Maurizio Cattelan is back to doing what he does best: surprising.
This time, he is doing it through a project developed in collaboration with Avant Arte, the global platform dedicated to making art more accessible and broadening the collecting experience for the widest possible audience.
Don't call it a performance, don't call it a happening: it is, first and foremost, a real treasure hunt.
I am not really an artist.
Maurizio Cattelan
From September 30 to October 7, Where’s Maurizio? will turn New York, London, and Amsterdam into a vast playground.
The rules—for now, at least—are simple: to take part, you just need to follow the clues posted twice a day on a dedicated website and set off in search of the thousand small sculptures the artist has chosen to hide in the most unexpected places—precisely because they are so ordinary. There they will wait, ready to be discovered by a collector before an unsuspecting passerby stumbles upon them.

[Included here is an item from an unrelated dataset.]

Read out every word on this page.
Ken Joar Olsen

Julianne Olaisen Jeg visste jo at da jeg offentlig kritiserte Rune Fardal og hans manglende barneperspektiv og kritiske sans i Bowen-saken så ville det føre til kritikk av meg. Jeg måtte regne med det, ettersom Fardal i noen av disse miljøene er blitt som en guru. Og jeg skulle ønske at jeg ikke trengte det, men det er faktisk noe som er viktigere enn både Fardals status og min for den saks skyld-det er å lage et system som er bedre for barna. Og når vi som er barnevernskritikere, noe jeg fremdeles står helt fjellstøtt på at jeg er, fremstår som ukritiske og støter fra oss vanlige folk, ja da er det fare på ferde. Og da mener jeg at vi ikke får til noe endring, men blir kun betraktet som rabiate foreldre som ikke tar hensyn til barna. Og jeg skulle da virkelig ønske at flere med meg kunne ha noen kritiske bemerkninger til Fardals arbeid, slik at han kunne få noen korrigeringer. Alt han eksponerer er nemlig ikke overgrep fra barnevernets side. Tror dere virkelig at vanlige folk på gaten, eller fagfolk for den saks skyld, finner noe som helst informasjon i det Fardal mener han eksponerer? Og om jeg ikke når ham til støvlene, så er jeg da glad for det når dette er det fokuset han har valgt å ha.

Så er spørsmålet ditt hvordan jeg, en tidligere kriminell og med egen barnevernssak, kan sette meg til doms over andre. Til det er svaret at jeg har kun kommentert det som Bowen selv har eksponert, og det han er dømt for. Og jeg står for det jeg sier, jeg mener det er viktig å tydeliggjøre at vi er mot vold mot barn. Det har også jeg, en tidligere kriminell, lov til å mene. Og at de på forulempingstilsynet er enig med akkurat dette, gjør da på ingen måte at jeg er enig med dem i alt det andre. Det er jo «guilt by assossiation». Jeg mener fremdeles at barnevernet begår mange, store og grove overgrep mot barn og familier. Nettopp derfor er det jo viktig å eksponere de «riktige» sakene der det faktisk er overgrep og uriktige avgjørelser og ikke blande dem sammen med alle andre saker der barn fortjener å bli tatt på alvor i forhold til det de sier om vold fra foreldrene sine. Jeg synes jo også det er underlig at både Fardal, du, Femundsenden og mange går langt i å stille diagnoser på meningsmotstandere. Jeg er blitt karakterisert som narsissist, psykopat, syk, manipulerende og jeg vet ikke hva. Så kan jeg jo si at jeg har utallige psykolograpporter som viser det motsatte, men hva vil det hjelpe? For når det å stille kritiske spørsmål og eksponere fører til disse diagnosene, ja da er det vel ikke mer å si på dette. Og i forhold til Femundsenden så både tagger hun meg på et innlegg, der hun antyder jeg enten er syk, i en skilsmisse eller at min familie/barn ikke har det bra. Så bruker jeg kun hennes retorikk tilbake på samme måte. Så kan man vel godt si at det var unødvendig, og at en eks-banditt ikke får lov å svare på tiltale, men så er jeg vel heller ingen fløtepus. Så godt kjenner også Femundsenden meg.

The “booty” is a limited edition of We Are The Revolution (2025), a hand-painted resin work that reinterprets the iconic We Are The Revolution (2000): a miniature self-portrait wearing Joseph Beuys’ famous felt suit, now part of the Solomon R. Guggenheim Museum’s collection.
The price will vary depending on where it is found: as little as $0.99 if you stumble upon it in a bodega, or up to €9,999 if you’re caught rummaging through the bric-à-brac of an antique store.
At the same time, We Are The Revolution (2025) will also be available through an official sale. But here too, chance will play its part: the edition, limited to 1,000 copies and priced at €1,500 each, will be distributed by lottery.
If you never thought you would be able to hang my effigy in your home, that makes two of us.
Maurizio Cattelan
It’s a game that, as always, mocks the absurdity of the value attributed to art and the sanctity of its contexts, playfully staging the tension between art and the market.
After all, not even Cattelan himself would have imagined ending up hanging on your living room wall.